O grupo foi alvo da PF (Polícia Federal) durante a Operação Lucis, deflagrada em 19 de maio
Layane Costa -
A Justiça Federal negou o pedido de liberdade e o pedido de substituição de medidas cautelares para um dos presos, apontado como líder do grupo que tinha um galpão em Mato Grosso do Sul com R$ 12 milhões em cocaína. O grupo foi alvo da PF (Polícia Federal) durante a Operação Lucis, deflagrada em 19 de maio.
Na ocasião, a operação investigou uma organização criminosa por tráfico internacional de drogas, lavagem de dinheiro e outros crimes. A investigação teve início após a apreensão de aproximadamente 551,9 quilos de cocaína em um galpão localizado em Ponta Porã, em dezembro de 2024.
Na ocasião, foram cumpridos nove mandados de prisão preventiva e 32 mandados de busca e apreensão, além de medidas de sequestro de bens, valores e imóveis, nos estados de Mato Grosso do Sul, São Paulo, Mato Grosso e Bahia.
A Polícia Federal identificou indícios da atuação estruturada de um grupo criminoso envolvido no armazenamento e transporte interestadual de drogas, bem como na ocultação patrimonial por meio de pessoas físicas e jurídicas.
O suspeito foi denunciado por associação para o tráfico internacional, por duas vezes. Conforme o documento, ele possui uma posição hierárquica, pois funcionava como elo de coordenação entre a cúpula e os núcleos operacionais, com atuação de cunho gerencial e financeiro.
Liberdade
Assim, a defesa havia entrado com pedido de liberdade ou de soltura diante de algumas medidas cautelares. No entanto, o pedido foi negado na última quinta-feira (3), pela Justiça Federal, ou seja, ele continuará preso.

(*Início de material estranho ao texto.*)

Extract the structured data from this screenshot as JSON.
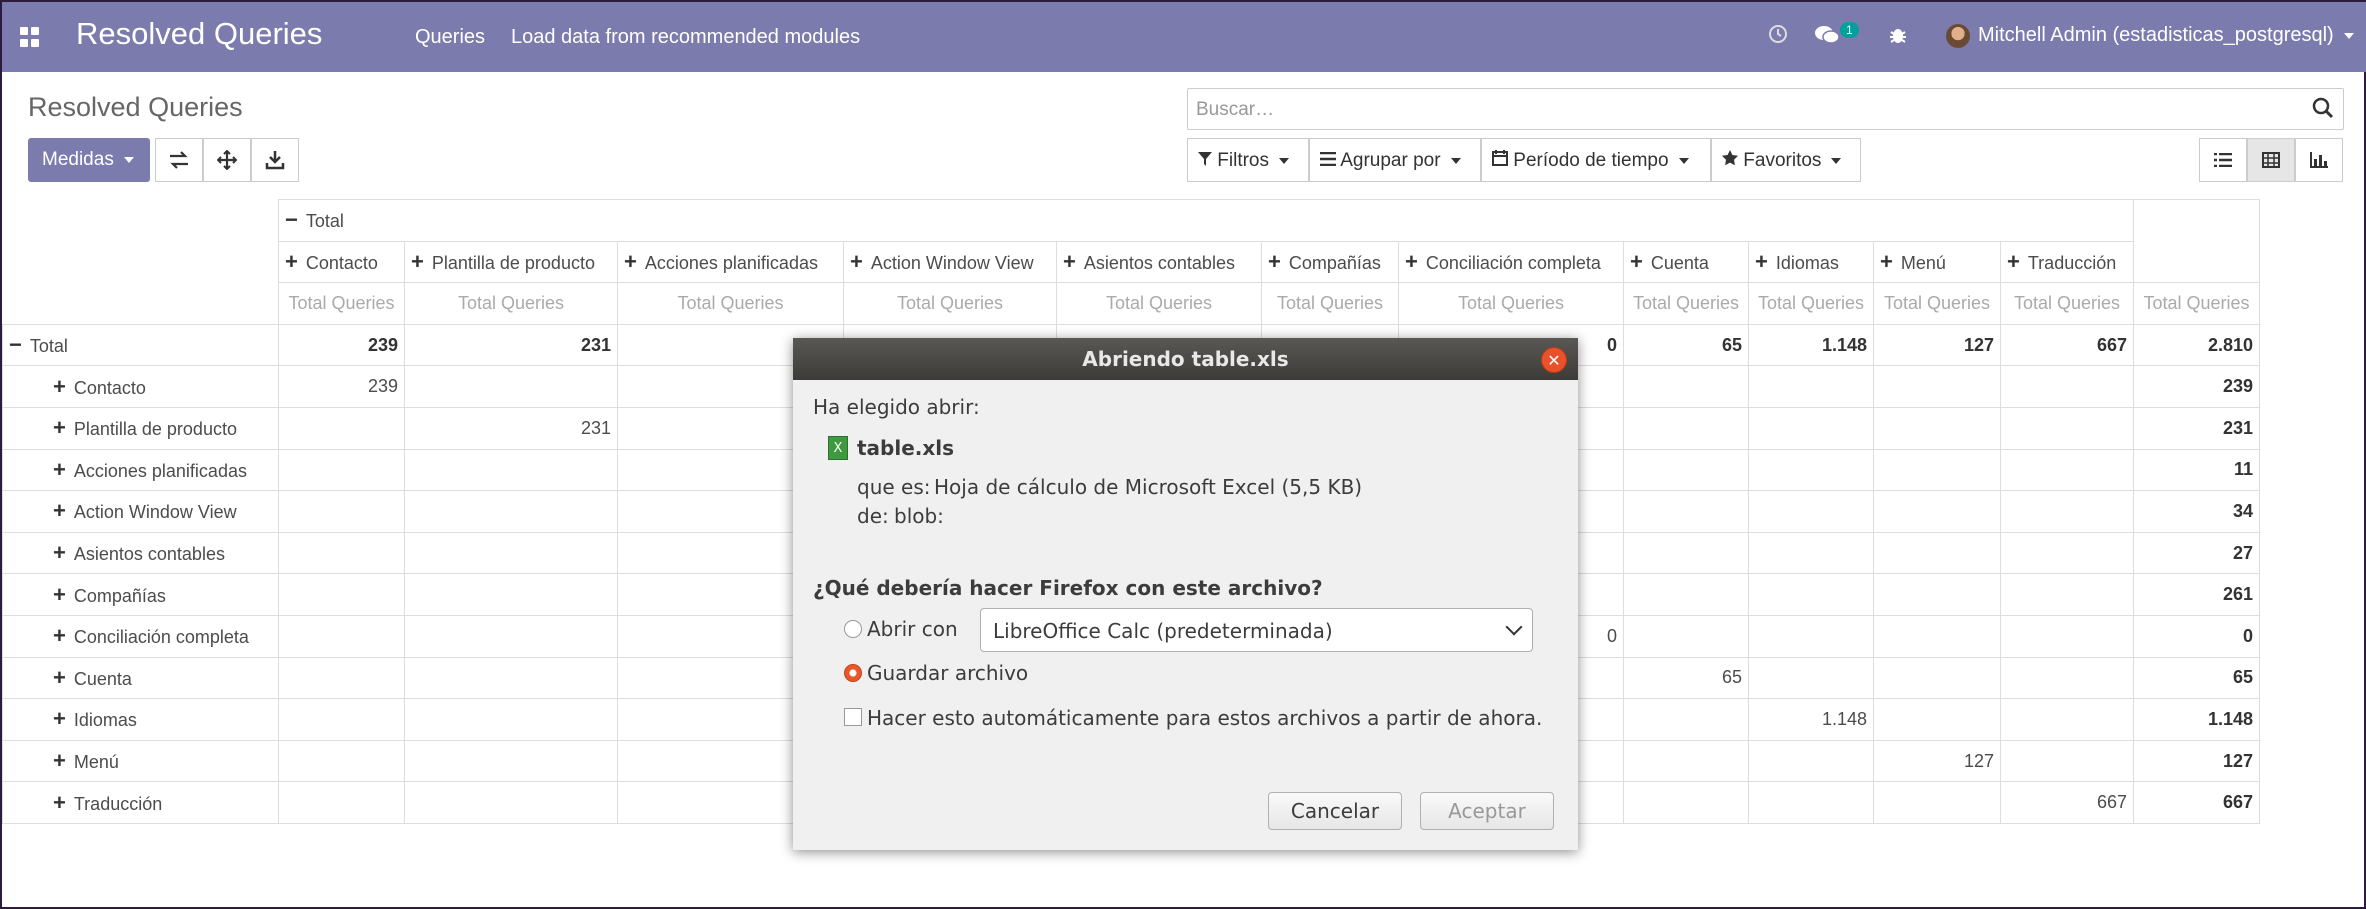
{
  "topbar": {
    "app_title": "Resolved Queries",
    "menu": [
      "Queries",
      "Load data from recommended modules"
    ],
    "chat_badge": "1",
    "user": "Mitchell Admin (estadisticas_postgresql)"
  },
  "control_panel": {
    "page_title": "Resolved Queries",
    "search_placeholder": "Buscar…",
    "measures_label": "Medidas",
    "filters_label": "Filtros",
    "groupby_label": "Agrupar por",
    "period_label": "Período de tiempo",
    "favorites_label": "Favoritos"
  },
  "pivot": {
    "total_label": "Total",
    "measure": "Total Queries",
    "columns": [
      "Contacto",
      "Plantilla de producto",
      "Acciones planificadas",
      "Action Window View",
      "Asientos contables",
      "Compañías",
      "Conciliación completa",
      "Cuenta",
      "Idiomas",
      "Menú",
      "Traducción"
    ],
    "total_row_visible": [
      "239",
      "231",
      "",
      "",
      "",
      "",
      "0",
      "65",
      "1.148",
      "127",
      "667",
      "2.810"
    ],
    "rows": [
      {
        "label": "Contacto",
        "cells": [
          "239",
          "",
          "",
          "",
          "",
          "",
          "",
          "",
          "",
          "",
          ""
        ],
        "total": "239"
      },
      {
        "label": "Plantilla de producto",
        "cells": [
          "",
          "231",
          "",
          "",
          "",
          "",
          "",
          "",
          "",
          "",
          ""
        ],
        "total": "231"
      },
      {
        "label": "Acciones planificadas",
        "cells": [
          "",
          "",
          "",
          "",
          "",
          "",
          "",
          "",
          "",
          "",
          ""
        ],
        "total": "11"
      },
      {
        "label": "Action Window View",
        "cells": [
          "",
          "",
          "",
          "",
          "",
          "",
          "",
          "",
          "",
          "",
          ""
        ],
        "total": "34"
      },
      {
        "label": "Asientos contables",
        "cells": [
          "",
          "",
          "",
          "",
          "",
          "",
          "",
          "",
          "",
          "",
          ""
        ],
        "total": "27"
      },
      {
        "label": "Compañías",
        "cells": [
          "",
          "",
          "",
          "",
          "",
          "",
          "",
          "",
          "",
          "",
          ""
        ],
        "total": "261"
      },
      {
        "label": "Conciliación completa",
        "cells": [
          "",
          "",
          "",
          "",
          "",
          "",
          "0",
          "",
          "",
          "",
          ""
        ],
        "total": "0"
      },
      {
        "label": "Cuenta",
        "cells": [
          "",
          "",
          "",
          "",
          "",
          "",
          "",
          "65",
          "",
          "",
          ""
        ],
        "total": "65"
      },
      {
        "label": "Idiomas",
        "cells": [
          "",
          "",
          "",
          "",
          "",
          "",
          "",
          "",
          "1.148",
          "",
          ""
        ],
        "total": "1.148"
      },
      {
        "label": "Menú",
        "cells": [
          "",
          "",
          "",
          "",
          "",
          "",
          "",
          "",
          "",
          "127",
          ""
        ],
        "total": "127"
      },
      {
        "label": "Traducción",
        "cells": [
          "",
          "",
          "",
          "",
          "",
          "",
          "",
          "",
          "",
          "",
          "667"
        ],
        "total": "667"
      }
    ]
  },
  "dialog": {
    "title": "Abriendo table.xls",
    "intro": "Ha elegido abrir:",
    "filename": "table.xls",
    "type_label": "que es:",
    "type_value": "Hoja de cálculo de Microsoft Excel (5,5 KB)",
    "from_label": "de:",
    "from_value": "blob:",
    "question": "¿Qué debería hacer Firefox con este archivo?",
    "open_with_label": "Abrir con",
    "open_with_value": "LibreOffice Calc (predeterminada)",
    "save_label": "Guardar archivo",
    "auto_label": "Hacer esto automáticamente para estos archivos a partir de ahora.",
    "cancel_label": "Cancelar",
    "accept_label": "Aceptar"
  }
}
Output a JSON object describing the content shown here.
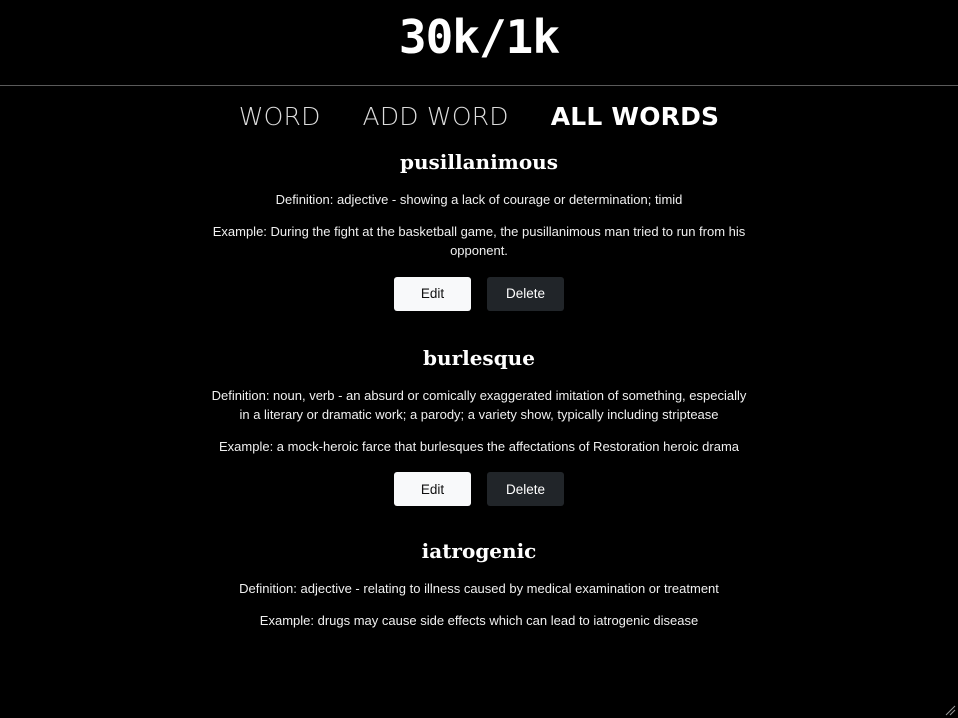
{
  "header": {
    "logo": "30k/1k"
  },
  "nav": {
    "items": [
      {
        "label": "WORD"
      },
      {
        "label": "ADD WORD"
      },
      {
        "label": "ALL WORDS"
      }
    ],
    "active": "ALL WORDS"
  },
  "words": [
    {
      "title": "pusillanimous",
      "definition": "Definition: adjective - showing a lack of courage or determination; timid",
      "example": "Example: During the fight at the basketball game, the pusillanimous man tried to run from his opponent.",
      "edit_label": "Edit",
      "delete_label": "Delete"
    },
    {
      "title": "burlesque",
      "definition": "Definition: noun, verb - an absurd or comically exaggerated imitation of something, especially in a literary or dramatic work; a parody; a variety show, typically including striptease",
      "example": "Example: a mock-heroic farce that burlesques the affectations of Restoration heroic drama",
      "edit_label": "Edit",
      "delete_label": "Delete"
    },
    {
      "title": "iatrogenic",
      "definition": "Definition: adjective - relating to illness caused by medical examination or treatment",
      "example": "Example: drugs may cause side effects which can lead to iatrogenic disease"
    }
  ],
  "colors": {
    "background": "#000000",
    "text": "#ffffff",
    "edit_button_bg": "#f8f9fa",
    "delete_button_bg": "#212529"
  }
}
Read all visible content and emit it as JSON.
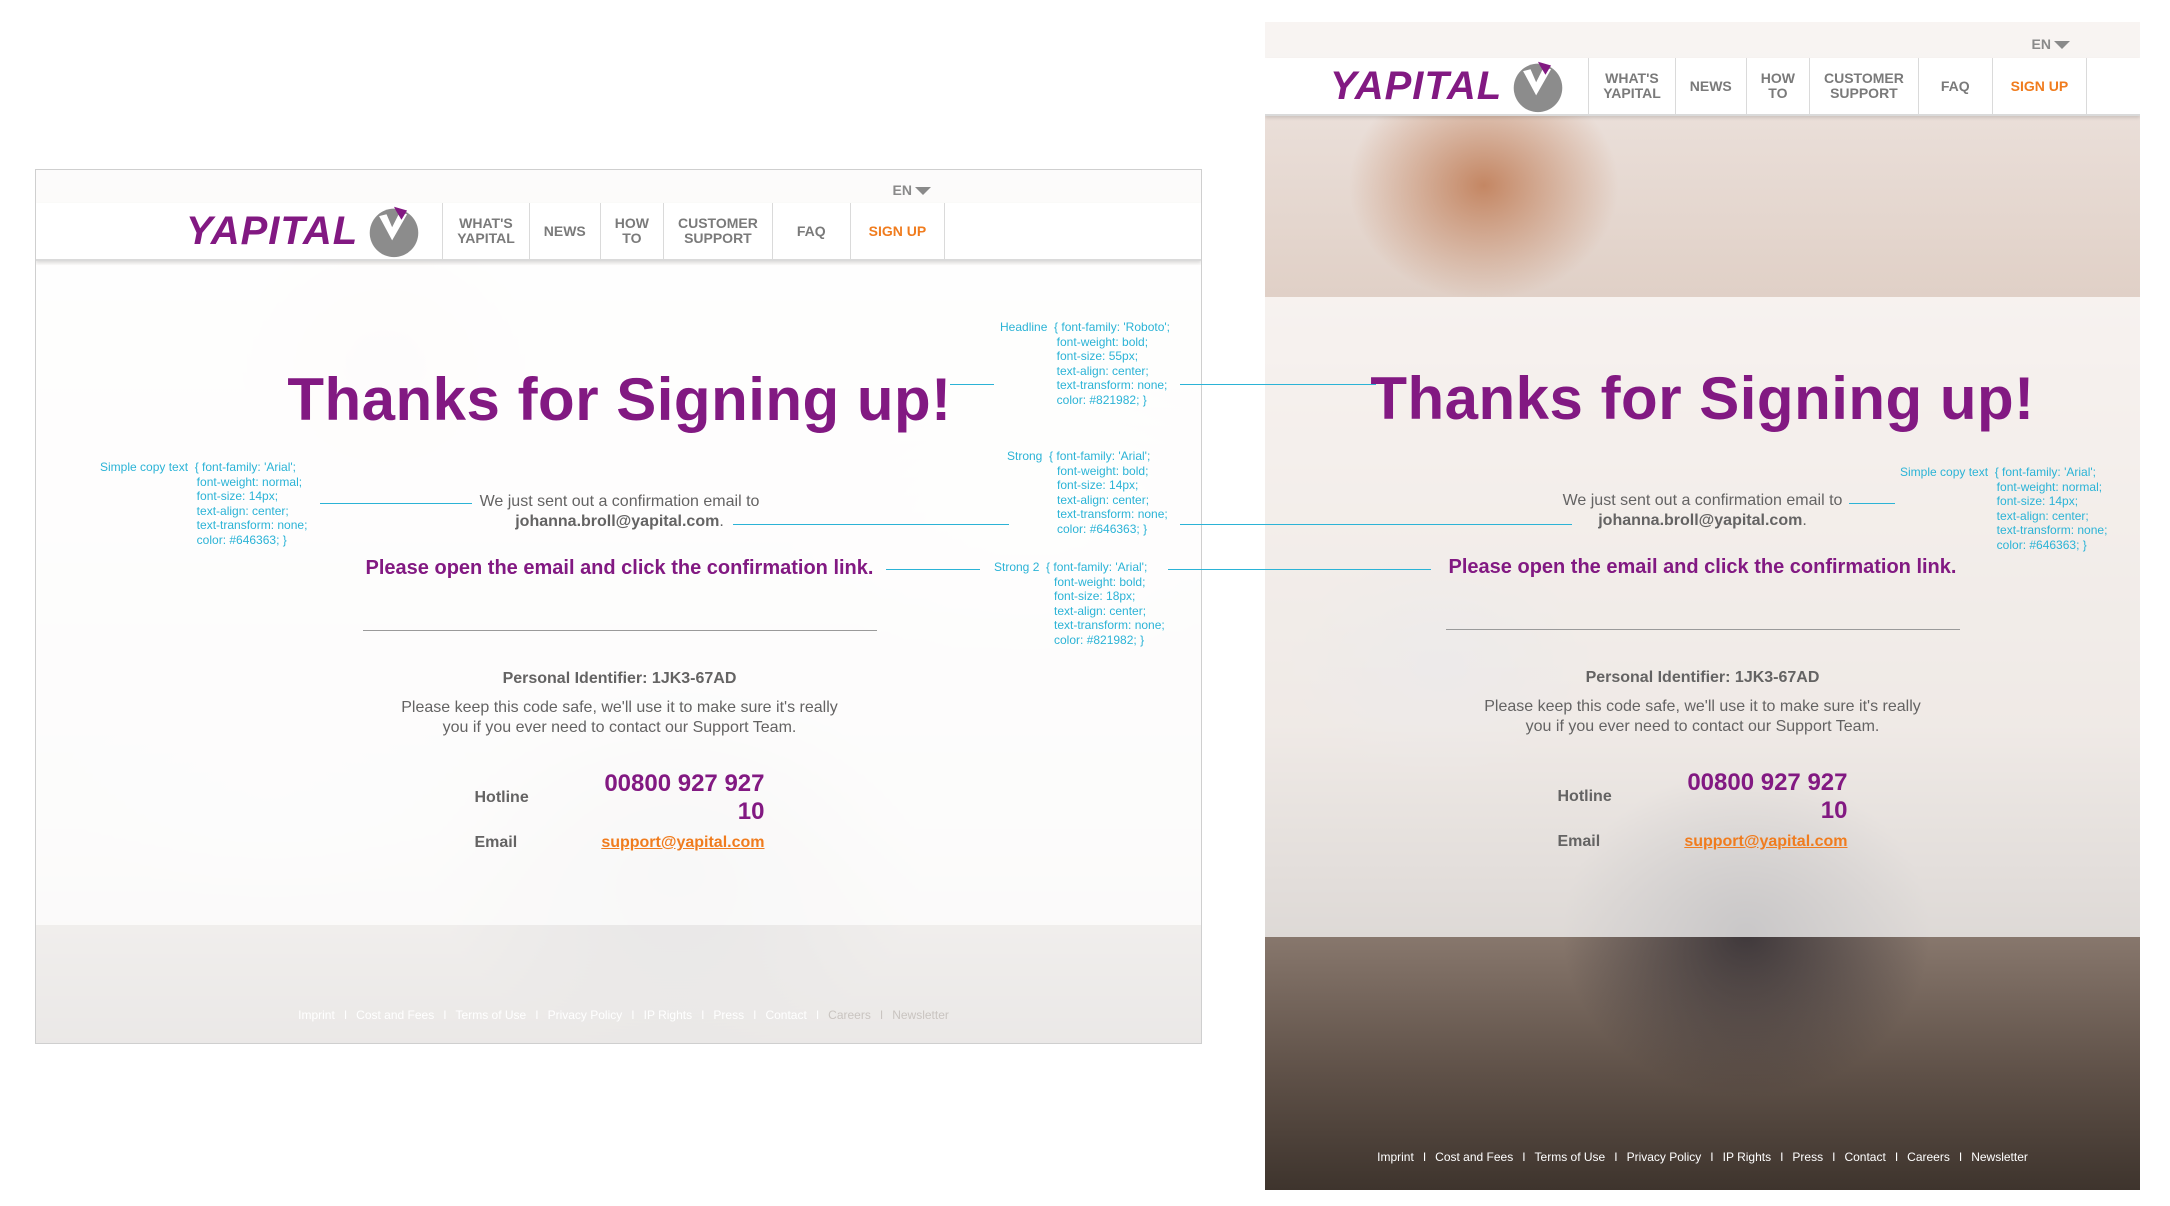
{
  "brand": {
    "name": "YAPITAL",
    "purple": "#821982",
    "orange": "#f07c1e",
    "text_grey": "#646363",
    "annotation_blue": "#2bb3d6"
  },
  "header": {
    "language": "EN",
    "nav": [
      {
        "label": "WHAT'S\nYAPITAL"
      },
      {
        "label": "NEWS"
      },
      {
        "label": "HOW\nTO"
      },
      {
        "label": "CUSTOMER\nSUPPORT"
      },
      {
        "label": "FAQ"
      },
      {
        "label": "SIGN UP"
      }
    ]
  },
  "main": {
    "headline": "Thanks for Signing up!",
    "sent_text": "We just sent out a confirmation email to",
    "email_address": "johanna.broll@yapital.com",
    "email_period": ".",
    "instruction": "Please open the email and click the confirmation link.",
    "personal_identifier": "Personal Identifier: 1JK3-67AD",
    "keep_safe_line1": "Please keep this code safe, we'll use it to make sure it's really",
    "keep_safe_line2": "you if you ever need to contact our Support Team.",
    "hotline_label": "Hotline",
    "hotline_number": "00800 927 927 10",
    "email_label": "Email",
    "support_email": "support@yapital.com"
  },
  "footer": {
    "links": [
      "Imprint",
      "Cost and Fees",
      "Terms of Use",
      "Privacy Policy",
      "IP Rights",
      "Press",
      "Contact",
      "Careers",
      "Newsletter"
    ]
  },
  "annotations": {
    "headline": "Headline  { font-family: 'Roboto';\n                 font-weight: bold;\n                 font-size: 55px;\n                 text-align: center;\n                 text-transform: none;\n                 color: #821982; }",
    "simple_copy": "Simple copy text  { font-family: 'Arial';\n                             font-weight: normal;\n                             font-size: 14px;\n                             text-align: center;\n                             text-transform: none;\n                             color: #646363; }",
    "strong": "Strong  { font-family: 'Arial';\n               font-weight: bold;\n               font-size: 14px;\n               text-align: center;\n               text-transform: none;\n               color: #646363; }",
    "strong2": "Strong 2  { font-family: 'Arial';\n                  font-weight: bold;\n                  font-size: 18px;\n                  text-align: center;\n                  text-transform: none;\n                  color: #821982; }"
  }
}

Conforme o documento, a necessidade da prisão preventiva do investigado não se apoiou, somente, na hipótese de fuga para o Paraguai, mas também na gravidade da conduta atribuída, na posição de liderança sustentada na denúncia e no risco à ordem pública decorrente da reiteração da atividade criminosa.
'A ausência de apreensão de entorpecentes, armas ou valores na residência do requerente é circunstância que, isoladamente, não afasta os fundamentos cautelares já reconhecidos, tratando-se de elemento a ser sopesado, com maior profundidade probatória, por ocasião da instrução processual', diz trecho da decisão.
Por fim, o juiz manteve a prisão; isso porque não houve elementos fáticos ou jurídicos novos suficientes para infirmá-los.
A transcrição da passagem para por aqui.